Nearby is the Jantra Mantra (observatory), one of India’s World Heritage sites and this was my next stop. The Maharaja Jai Singh II was more interested in astronomy than poetry and had a set of larger than life-sized measuring instruments constructed for the precise reading of the heavens. Amongst their functions are the ability to measure time, predict eclipses and track the location of the stars. The great size of such structures was thought to increase their accuracy but building errors leading to subsidence meant that, before too long, hand held instruments again came to be preferred. If it had not been for the passion of Assistant State Engineer, Major Arthur Garret, who carried out extensive restorations in the 19th century, it is unlikely that this fascinating, other-worldly edifice would still exist.

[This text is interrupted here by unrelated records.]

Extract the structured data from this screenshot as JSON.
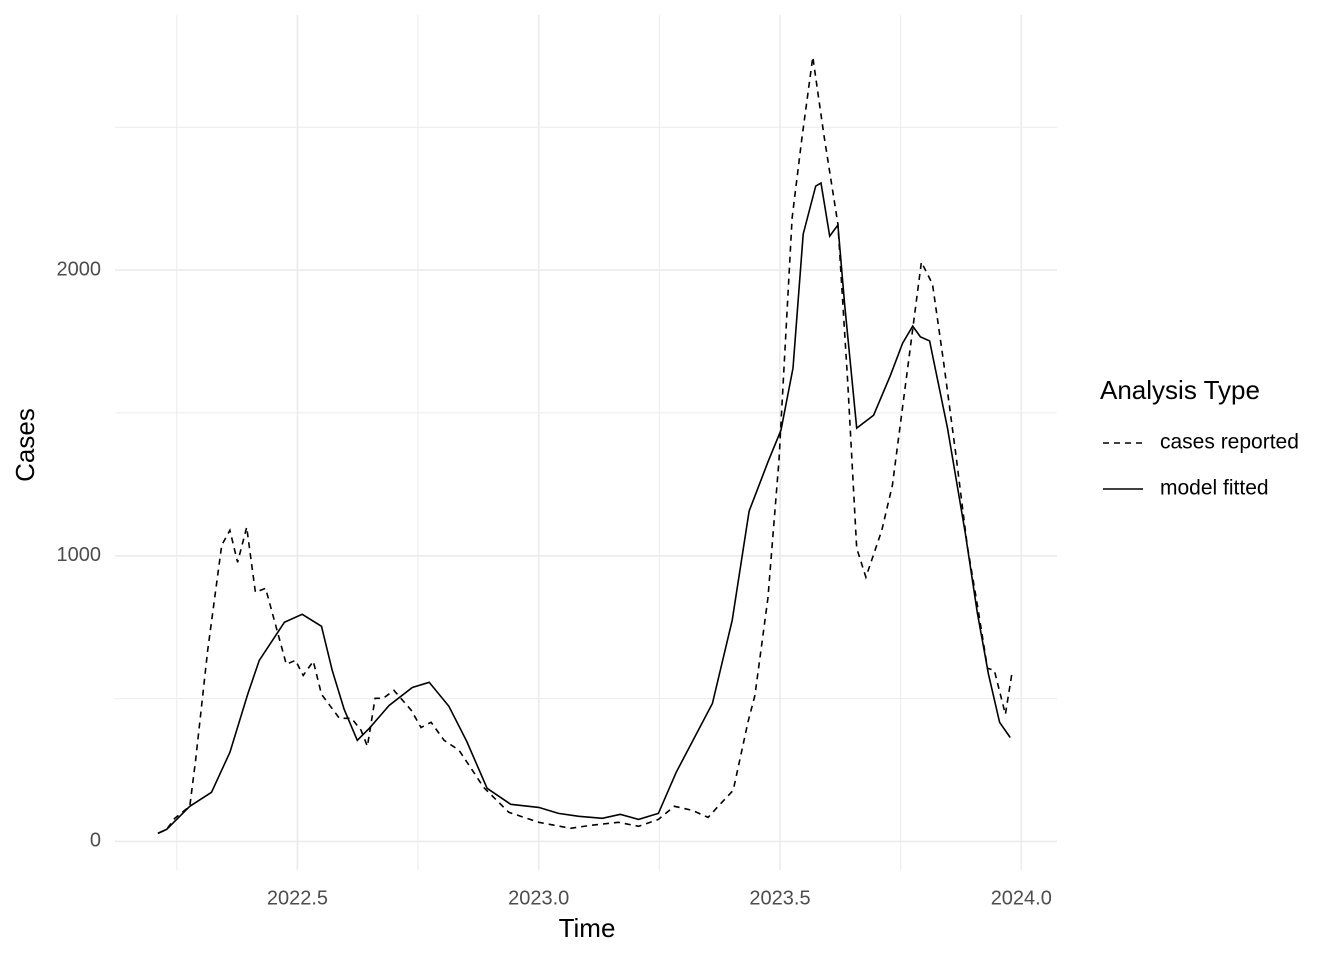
{
  "chart_data": {
    "type": "line",
    "x_label": "Time",
    "y_label": "Cases",
    "legend_title": "Analysis Type",
    "xlim": [
      2022.122,
      2024.074
    ],
    "ylim": [
      -100,
      2893
    ],
    "xticks": [
      {
        "value": 2022.5,
        "label": "2022.5"
      },
      {
        "value": 2023,
        "label": "2023.0"
      },
      {
        "value": 2023.5,
        "label": "2023.5"
      },
      {
        "value": 2024,
        "label": "2024.0"
      }
    ],
    "yticks": [
      0,
      1000,
      2000
    ],
    "minor_xticks": [
      2022.25,
      2022.75,
      2023.25,
      2023.75
    ],
    "minor_yticks": [
      500,
      1500,
      2500
    ],
    "grid": true,
    "legend_position": "right",
    "series": [
      {
        "name": "cases reported",
        "color": "#000000",
        "linetype": "dashed",
        "x": [
          2022.211,
          2022.229,
          2022.246,
          2022.277,
          2022.289,
          2022.314,
          2022.343,
          2022.36,
          2022.376,
          2022.395,
          2022.413,
          2022.434,
          2022.477,
          2022.496,
          2022.512,
          2022.533,
          2022.55,
          2022.587,
          2022.612,
          2022.632,
          2022.645,
          2022.661,
          2022.678,
          2022.7,
          2022.736,
          2022.756,
          2022.777,
          2022.804,
          2022.835,
          2022.886,
          2022.938,
          2023.0,
          2023.066,
          2023.107,
          2023.165,
          2023.207,
          2023.248,
          2023.281,
          2023.318,
          2023.351,
          2023.372,
          2023.403,
          2023.434,
          2023.448,
          2023.475,
          2023.498,
          2023.525,
          2023.545,
          2023.568,
          2023.591,
          2023.62,
          2023.64,
          2023.659,
          2023.678,
          2023.711,
          2023.733,
          2023.764,
          2023.793,
          2023.816,
          2023.839,
          2023.864,
          2023.888,
          2023.909,
          2023.93,
          2023.944,
          2023.967,
          2023.981
        ],
        "values": [
          28,
          42,
          81,
          123,
          284,
          669,
          1037,
          1089,
          977,
          1100,
          872,
          886,
          620,
          634,
          581,
          631,
          515,
          431,
          431,
          389,
          333,
          501,
          501,
          529,
          459,
          399,
          417,
          354,
          319,
          189,
          102,
          67,
          46,
          56,
          67,
          53,
          77,
          123,
          109,
          84,
          123,
          179,
          420,
          511,
          851,
          1335,
          2182,
          2456,
          2746,
          2473,
          2161,
          1615,
          1026,
          925,
          1089,
          1247,
          1650,
          2028,
          1951,
          1678,
          1359,
          1037,
          827,
          606,
          599,
          445,
          592
        ]
      },
      {
        "name": "model fitted",
        "color": "#000000",
        "linetype": "solid",
        "x": [
          2022.211,
          2022.229,
          2022.277,
          2022.322,
          2022.36,
          2022.397,
          2022.421,
          2022.473,
          2022.51,
          2022.55,
          2022.572,
          2022.597,
          2022.624,
          2022.649,
          2022.69,
          2022.738,
          2022.773,
          2022.814,
          2022.851,
          2022.893,
          2022.942,
          2023.0,
          2023.041,
          2023.083,
          2023.132,
          2023.169,
          2023.207,
          2023.248,
          2023.285,
          2023.322,
          2023.36,
          2023.401,
          2023.436,
          2023.475,
          2023.502,
          2023.527,
          2023.548,
          2023.574,
          2023.585,
          2023.603,
          2023.62,
          2023.634,
          2023.659,
          2023.694,
          2023.729,
          2023.754,
          2023.775,
          2023.791,
          2023.81,
          2023.847,
          2023.884,
          2023.909,
          2023.932,
          2023.955,
          2023.977
        ],
        "values": [
          28,
          42,
          123,
          172,
          312,
          515,
          634,
          767,
          795,
          753,
          599,
          462,
          354,
          396,
          476,
          539,
          557,
          473,
          350,
          186,
          130,
          119,
          98,
          88,
          81,
          95,
          77,
          98,
          242,
          361,
          483,
          774,
          1156,
          1328,
          1440,
          1657,
          2126,
          2294,
          2305,
          2119,
          2158,
          1878,
          1447,
          1492,
          1632,
          1744,
          1804,
          1766,
          1752,
          1447,
          1079,
          799,
          585,
          417,
          364
        ]
      }
    ]
  }
}
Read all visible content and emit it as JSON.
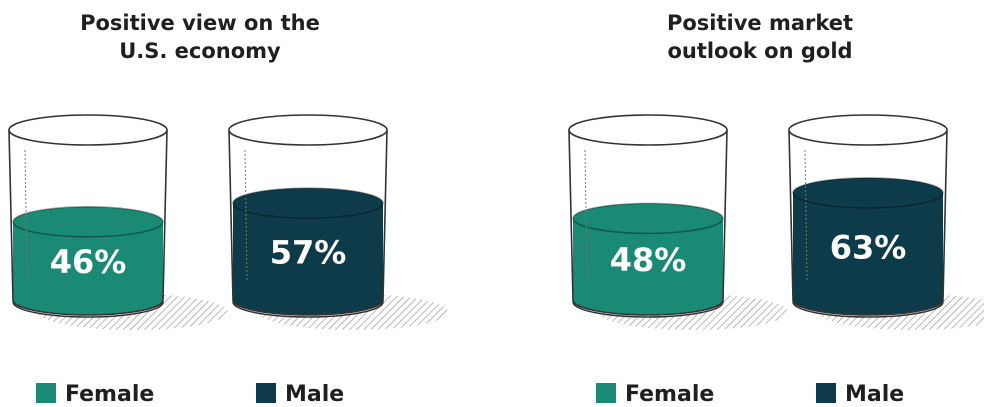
{
  "chart_data": [
    {
      "type": "glass",
      "title": [
        "Positive view on the",
        "U.S. economy"
      ],
      "categories": [
        "Female",
        "Male"
      ],
      "values": [
        46,
        57
      ],
      "value_labels": [
        "46%",
        "57%"
      ],
      "colors": [
        "#1a8a74",
        "#0e3b4a"
      ],
      "ylim": [
        0,
        100
      ]
    },
    {
      "type": "glass",
      "title": [
        "Positive market",
        "outlook on gold"
      ],
      "categories": [
        "Female",
        "Male"
      ],
      "values": [
        48,
        63
      ],
      "value_labels": [
        "48%",
        "63%"
      ],
      "colors": [
        "#1a8a74",
        "#0e3b4a"
      ],
      "ylim": [
        0,
        100
      ]
    }
  ]
}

Next stop was the Chandra Mahal (City Palace): home for 300 years to the royal family of Amber and Jaipur and current repository of many souvenirs of their great wealth and influence. For instead of wielding absolute power over his subjects and surviving by a complex series of deals with first the Muhguls and later the British, the current Maharaja is chiefly concerned with restoration, conservation and charitable works. I get a bit confused by all the Islamic influences in the artwork and the profusion of Singhs (nowadays associated with the Sikh religion) in the titles but the rulers of Rajasthan maintained their Hindu religion in the face of all outside pressures.

Ascetic, however, they were not and amongst the treasures on display are the gargantuan pantaloons of Maharaja Sawai Madho Singh I, said to have been seven foot tall and to have weighed nearly 500 pounds. I may have missed breakfast in order to have started this tour early enough but listening to one of the guides reciting this gentleman’s morning consumption of sweetmeats was enough to put me off food for the rest of the day. Surprisingly enough, the official guidebook refers to him as “a well-built man”. In the weaponry department it is possible to see the deadly Rajput scissor action daggers, spring loaded to open up inside the victim with predictable results; the guide book describes their fine quality Jauhar steel construction. And, of course, no such palace would be complete without rows of faded photographs of visiting British dignitaries wearing dress uniforms and pompous expressions.

Before quitting for the day I made it out to photograph the Jal Mahal (Water Palace) a few k from the city centre. It sits at the centre of a lake which was dry on my last visit and has recently been given a complete makeover although not yet open to the public. I also had an elephant encounter but tomorrow is another early start so I’m afraid the pictures will have to wait.